Mas como fazer valer essa política de desenvolvimento integral em um país com grande concentração de terras e onde trabalhadores rurais estavam excluídos dos mecanismos de proteção social? A reforma agrária havia se tornado um tema incontornável no debate nacional.  Na Semana Ruralista realizada em Caxambu, uma carta pastoral publicada ao fim do evento, pelo bispo D. Inocêncio Engelke (1881-1960), trazia o título Conosco, sem nós ou contra nós, se fará a Reforma Rural. Considerada a primeira manifestação pública de um bispo católico favorável à reforma agrária, a carta reivindicava justiça social para os trabalhadores rurais.

Muitas sugestões dos bispos foram convertidas em leis, decretos e uma infinidade de compromissos voltados, principalmente, para o Nordeste do país, indicado no período como sua região mais subdesenvolvida

A Igreja Católica, por meio da CNBB, buscou um caminho intermediário, defendendo uma reforma agrária sem distribuição compulsória de terras. O foco seriam as terras públicas, livrando o grande proprietário de terra. Em 1959, além do receio de uma reforma agrária “pela lei ou pela força”, as reações contra Ligas Camponesas e os sindicatos de trabalhadores rurais eram violentas. No 2º Encontro de Bispos do Nordeste, em Natal (RN), os sacerdotes cobraram ações do governo.

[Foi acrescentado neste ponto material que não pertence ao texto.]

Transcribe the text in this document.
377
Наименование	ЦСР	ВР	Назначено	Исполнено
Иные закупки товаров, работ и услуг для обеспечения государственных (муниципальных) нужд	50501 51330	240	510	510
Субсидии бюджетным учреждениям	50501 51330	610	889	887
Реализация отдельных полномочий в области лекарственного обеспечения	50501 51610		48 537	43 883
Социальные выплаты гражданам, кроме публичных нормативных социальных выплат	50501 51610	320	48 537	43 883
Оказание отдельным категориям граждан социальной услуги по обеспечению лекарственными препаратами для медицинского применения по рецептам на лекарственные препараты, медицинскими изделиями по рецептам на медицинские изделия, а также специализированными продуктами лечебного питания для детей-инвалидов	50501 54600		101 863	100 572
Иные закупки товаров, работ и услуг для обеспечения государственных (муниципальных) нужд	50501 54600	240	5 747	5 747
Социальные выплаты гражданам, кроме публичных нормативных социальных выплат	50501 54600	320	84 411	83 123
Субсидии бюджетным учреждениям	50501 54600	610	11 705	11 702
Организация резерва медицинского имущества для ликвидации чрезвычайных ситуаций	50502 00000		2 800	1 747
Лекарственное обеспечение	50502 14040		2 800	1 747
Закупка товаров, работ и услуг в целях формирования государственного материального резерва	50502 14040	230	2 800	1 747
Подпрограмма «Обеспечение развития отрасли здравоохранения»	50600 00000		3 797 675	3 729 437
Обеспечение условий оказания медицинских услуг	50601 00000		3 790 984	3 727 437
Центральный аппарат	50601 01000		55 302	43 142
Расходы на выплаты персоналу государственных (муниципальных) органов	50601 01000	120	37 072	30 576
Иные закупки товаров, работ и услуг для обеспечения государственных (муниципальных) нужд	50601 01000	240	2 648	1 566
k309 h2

“A posição dos prelados como mediadores dos conflitos agrários e como garantidores de um programa de desenvolvimento tornava-se cada vez mais difícil. Passou a ser percebida como semelhante a dos comunistas pelos latifundiários e pelos políticos conservadores”, escreve Hochman, frisando a existência de limites estruturais e políticos enfrentados pela Igreja Católica em seu papel como mediadora das políticas públicas de desenvolvimento.

Embora reconheça a importância do papel da Igreja Católica no período, Souza chama atenção para tensões na atuação de bispos e padres. “A ideia de um desenvolvimento mais integral foi abraçada pela Igreja Católica, mas não com unanimidade. Havia um segmento que preferiu apoiar o movimento que culminou com o golpe de [19]64”. Segundo ele, as atuais instituições do governo, especialmente as associadas aos objetivos do desenvolvimento, precisam considerar saberes religiosos diversos no desenho das políticas públicas: “A forma como a tecnologia é percebida pela religião contribui ou não para o seu grau de aceitação. No período do estudo, por exemplo, bispos recomendavam a vacina. Mas, recentemente, vimos movimentos religiosos incentivando o negacionismo científico”, observa.